Romidepsin induces caspase-dependent cell death in human neuroblastoma cells.

Neuroblastoma is the most common extracranial pediatric solid tumor, arising from the embryonic sympathoadrenal lineage of the neural crest, and is responsible for 15% of childhood cancer deaths. Although survival rates are good for some patients, those children diagnosed with high-risk neuroblastoma have survival rates as low as 35%. Thus, neuroblastoma remains a significant clinical challenge and the development of novel therapeutic strategies is essential. Given that there is widespread epigenetic dysregulation in neuroblastoma, epigenetic pharmacotherapy holds promise as a therapeutic approach. In recent years, histone deacetylase (HDAC) inhibitors, which cause selective activation of gene expression, have been shown to be potent chemotherapeutics for the treatment of a wide range of cancers.
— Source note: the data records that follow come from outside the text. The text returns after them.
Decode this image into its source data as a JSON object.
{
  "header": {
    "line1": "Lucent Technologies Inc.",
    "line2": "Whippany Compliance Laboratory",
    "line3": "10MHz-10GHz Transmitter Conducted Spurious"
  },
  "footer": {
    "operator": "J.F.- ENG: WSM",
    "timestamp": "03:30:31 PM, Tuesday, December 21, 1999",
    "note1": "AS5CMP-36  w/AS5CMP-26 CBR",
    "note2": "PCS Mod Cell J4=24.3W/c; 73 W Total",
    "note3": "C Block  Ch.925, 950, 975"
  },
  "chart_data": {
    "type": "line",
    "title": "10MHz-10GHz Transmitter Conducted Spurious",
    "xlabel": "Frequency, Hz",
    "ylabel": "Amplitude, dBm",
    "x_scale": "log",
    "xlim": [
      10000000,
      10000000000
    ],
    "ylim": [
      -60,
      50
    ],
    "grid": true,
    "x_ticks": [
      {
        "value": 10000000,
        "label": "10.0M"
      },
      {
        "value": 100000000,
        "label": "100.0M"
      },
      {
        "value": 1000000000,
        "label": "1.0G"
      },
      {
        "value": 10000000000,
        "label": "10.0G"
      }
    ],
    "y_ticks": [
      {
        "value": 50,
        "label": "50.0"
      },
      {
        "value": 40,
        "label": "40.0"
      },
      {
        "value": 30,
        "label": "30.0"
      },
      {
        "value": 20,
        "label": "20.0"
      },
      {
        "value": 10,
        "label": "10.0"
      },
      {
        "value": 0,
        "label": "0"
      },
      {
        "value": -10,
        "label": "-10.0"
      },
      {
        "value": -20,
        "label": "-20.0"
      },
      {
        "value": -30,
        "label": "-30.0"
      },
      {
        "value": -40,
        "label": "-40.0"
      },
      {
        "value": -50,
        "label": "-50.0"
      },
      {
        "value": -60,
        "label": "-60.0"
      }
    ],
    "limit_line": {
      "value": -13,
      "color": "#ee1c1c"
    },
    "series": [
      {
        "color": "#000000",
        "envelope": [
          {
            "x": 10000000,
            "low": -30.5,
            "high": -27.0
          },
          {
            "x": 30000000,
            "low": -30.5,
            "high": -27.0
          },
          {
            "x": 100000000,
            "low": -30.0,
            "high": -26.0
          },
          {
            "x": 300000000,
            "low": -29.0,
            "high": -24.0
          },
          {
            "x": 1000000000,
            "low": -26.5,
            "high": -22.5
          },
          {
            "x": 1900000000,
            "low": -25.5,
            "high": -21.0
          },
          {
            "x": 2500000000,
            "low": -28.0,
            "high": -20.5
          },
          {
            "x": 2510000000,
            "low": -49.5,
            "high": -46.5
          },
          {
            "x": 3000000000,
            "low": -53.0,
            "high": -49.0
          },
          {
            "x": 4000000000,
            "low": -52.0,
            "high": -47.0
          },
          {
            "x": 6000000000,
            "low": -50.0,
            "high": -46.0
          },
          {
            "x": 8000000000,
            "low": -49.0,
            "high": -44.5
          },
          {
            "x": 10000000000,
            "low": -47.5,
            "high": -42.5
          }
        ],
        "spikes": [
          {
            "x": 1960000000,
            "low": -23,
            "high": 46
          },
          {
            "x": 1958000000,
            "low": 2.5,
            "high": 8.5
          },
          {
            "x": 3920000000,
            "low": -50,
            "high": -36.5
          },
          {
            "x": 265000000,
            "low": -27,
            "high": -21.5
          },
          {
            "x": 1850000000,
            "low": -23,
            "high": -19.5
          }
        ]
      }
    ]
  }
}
Here we examined the ability of the FDA-approved drug Romidepsin, a selective HDAC1/2 inhibitor, to act as a cytotoxic agent in neuroblastoma cells. Treatment with Romidepsin at concentrations in the low nanomolar range induced neuroblastoma cell death through caspase-dependent apoptosis. Romidepsin significantly increased histone acetylation, and significantly enhanced the cytotoxic effects of the cytotoxic agent 6-hydroxydopamine, which has been shown to induce cell death in neuroblastoma cells through increasing reactive oxygen species. Romidepsin was also more potent in MYCN-amplified neuroblastoma cells, which is an important prognostic marker of poor survival. This study has thus demonstrated that the FDA-approved chemotherapeutic drug Romidepsin has a potent caspase-dependent cytotoxic effect on neuroblastoma cells, whose effects enhance cell death induced by other cytotoxins, and suggests that Romidepsin may be a promising chemotherapeutic candidate for the treatment of neuroblastoma.